All of the above? Nothing more than ordinary, easily-accessible
dreams which will hardly dent the family budget. If you were free.
"All my life, I always really wanted ___ ".
Is it illegal? A machine gun to mow down beer cans on a lazy country
afternoon? A nickel bag that really costs a nickel? An android sex-slave? A dynamite collection? A date with a one-legged jockey?
Driving your car at 185? It's yours, as long as you don't hurt anyone.
If you were free.
"All my life, I always really wanted ___ ".
The number of Signatories to the Covenant of Unanimous Consent is
doubling every year. Everything you always really wanted can be
yours before the 21st Century is three decades old. The only thing
the Covenant can't give you, the only goods it can't deliver, is power.
And through that one "failure", that single "sacrifice", we achieve
everything else.
"All my life, I always really wanted ___ ".

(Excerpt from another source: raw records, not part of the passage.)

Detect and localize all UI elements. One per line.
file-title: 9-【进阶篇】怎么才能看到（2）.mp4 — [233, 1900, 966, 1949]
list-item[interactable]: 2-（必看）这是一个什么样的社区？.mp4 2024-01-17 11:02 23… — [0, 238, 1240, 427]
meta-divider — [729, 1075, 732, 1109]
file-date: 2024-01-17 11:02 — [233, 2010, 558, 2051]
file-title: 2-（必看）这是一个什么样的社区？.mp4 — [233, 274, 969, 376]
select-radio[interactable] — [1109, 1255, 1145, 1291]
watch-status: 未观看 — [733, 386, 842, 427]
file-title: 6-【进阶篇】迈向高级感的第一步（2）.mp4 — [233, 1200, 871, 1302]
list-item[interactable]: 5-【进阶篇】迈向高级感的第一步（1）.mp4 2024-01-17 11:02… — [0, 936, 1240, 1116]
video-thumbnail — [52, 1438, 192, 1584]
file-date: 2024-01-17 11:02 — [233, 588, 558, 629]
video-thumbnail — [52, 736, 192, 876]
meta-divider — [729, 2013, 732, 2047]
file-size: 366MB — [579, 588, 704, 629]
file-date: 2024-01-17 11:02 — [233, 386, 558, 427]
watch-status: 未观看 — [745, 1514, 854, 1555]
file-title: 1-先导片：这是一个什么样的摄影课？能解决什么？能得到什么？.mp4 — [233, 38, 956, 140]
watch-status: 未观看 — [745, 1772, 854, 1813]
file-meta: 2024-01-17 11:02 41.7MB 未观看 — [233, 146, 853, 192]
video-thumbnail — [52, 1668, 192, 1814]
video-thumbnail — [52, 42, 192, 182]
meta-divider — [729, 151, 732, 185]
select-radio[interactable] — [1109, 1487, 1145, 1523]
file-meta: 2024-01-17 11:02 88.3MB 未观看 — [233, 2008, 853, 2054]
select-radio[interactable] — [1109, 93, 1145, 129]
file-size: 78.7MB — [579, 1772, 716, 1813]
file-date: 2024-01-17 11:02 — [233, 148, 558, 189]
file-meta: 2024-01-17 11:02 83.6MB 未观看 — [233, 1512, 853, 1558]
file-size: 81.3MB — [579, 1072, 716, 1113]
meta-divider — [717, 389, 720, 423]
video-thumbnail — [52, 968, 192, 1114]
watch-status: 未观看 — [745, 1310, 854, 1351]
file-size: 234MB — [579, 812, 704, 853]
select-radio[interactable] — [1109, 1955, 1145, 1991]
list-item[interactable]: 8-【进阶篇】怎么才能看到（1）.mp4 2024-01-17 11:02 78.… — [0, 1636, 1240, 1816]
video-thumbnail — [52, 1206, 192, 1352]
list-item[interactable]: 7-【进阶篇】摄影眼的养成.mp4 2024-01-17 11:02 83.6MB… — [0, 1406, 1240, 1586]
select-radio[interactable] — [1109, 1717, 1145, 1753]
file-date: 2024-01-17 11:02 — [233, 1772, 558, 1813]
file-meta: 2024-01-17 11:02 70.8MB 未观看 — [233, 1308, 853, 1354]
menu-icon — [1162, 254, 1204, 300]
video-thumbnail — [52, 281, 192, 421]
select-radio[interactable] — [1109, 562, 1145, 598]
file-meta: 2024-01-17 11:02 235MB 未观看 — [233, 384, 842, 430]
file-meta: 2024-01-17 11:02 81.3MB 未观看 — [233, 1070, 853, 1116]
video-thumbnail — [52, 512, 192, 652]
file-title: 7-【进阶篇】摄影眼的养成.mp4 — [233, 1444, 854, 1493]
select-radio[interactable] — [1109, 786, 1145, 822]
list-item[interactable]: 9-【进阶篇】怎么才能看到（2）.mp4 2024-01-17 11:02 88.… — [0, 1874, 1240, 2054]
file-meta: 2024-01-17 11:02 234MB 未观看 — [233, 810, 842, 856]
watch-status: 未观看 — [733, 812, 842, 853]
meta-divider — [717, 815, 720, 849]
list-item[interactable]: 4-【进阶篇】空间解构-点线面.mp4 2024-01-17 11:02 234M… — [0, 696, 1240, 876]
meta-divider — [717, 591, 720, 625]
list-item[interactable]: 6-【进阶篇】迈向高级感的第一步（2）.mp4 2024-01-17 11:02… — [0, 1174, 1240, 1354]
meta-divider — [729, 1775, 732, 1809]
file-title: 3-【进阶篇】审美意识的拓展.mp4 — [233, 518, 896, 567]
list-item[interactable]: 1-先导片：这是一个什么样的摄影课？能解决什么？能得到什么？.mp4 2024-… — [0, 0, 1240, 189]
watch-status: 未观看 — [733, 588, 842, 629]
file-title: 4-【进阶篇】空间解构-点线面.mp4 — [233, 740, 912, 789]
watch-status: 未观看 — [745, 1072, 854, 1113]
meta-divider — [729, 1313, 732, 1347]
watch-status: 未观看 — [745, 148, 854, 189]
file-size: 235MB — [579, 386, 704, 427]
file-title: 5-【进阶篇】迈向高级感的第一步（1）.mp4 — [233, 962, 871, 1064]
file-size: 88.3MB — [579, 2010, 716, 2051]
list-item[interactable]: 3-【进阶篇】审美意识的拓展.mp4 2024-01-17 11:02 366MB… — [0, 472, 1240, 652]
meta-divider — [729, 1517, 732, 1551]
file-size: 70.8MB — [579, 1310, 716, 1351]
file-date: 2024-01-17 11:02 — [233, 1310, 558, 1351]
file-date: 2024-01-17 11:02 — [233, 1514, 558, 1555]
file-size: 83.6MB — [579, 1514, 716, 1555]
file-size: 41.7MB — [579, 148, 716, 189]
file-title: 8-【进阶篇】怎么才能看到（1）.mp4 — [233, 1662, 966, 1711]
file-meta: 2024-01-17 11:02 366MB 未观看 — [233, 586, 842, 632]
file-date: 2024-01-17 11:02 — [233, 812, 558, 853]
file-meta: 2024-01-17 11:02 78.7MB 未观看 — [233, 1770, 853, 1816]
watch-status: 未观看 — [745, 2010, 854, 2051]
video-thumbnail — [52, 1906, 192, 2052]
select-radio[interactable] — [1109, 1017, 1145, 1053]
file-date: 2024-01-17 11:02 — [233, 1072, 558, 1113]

That, my fellow Libertarians, is the promise of Unanimous Consent,
an invention so fundamental, so potent, revolutionary & unstoppable,
that Scientific Method & the Industrial Revolution pale by
comparison. Now you understand why I'm a fanatic, why I must make
you a fanatic, why, doubling our number every year, we must create
an entire nation, a whole world of fanatics. I'm fighting for
everything I always really wanted! That's what's in it for me! That's
what Unanimous Consent is all about!
Everything. You. Always. Really. Wanted.
To the traditional strategies of our movement, education & politics,
add a third, Unanimous Consent Utopianism, which will break trails
for the other two. While others teach & run for office, I'll continue
writing science fiction. Educators & candidates will find, as they're
already finding, that their students & voters came to them because
of promises I made them.
That's the only way our future's going to happen. We're going to win
as soon as we recognize, as soon as we communicate, as soon as we
act on one simple fact. In order to "capture the hearts & minds" of
America & the world, in order to have the major part in determining
what the future is going to be, we must first pull off a coup d'etat in
the Province of Utopia.
"All my life, I always really wanted ___ ''.
It's as simple as that. It really is.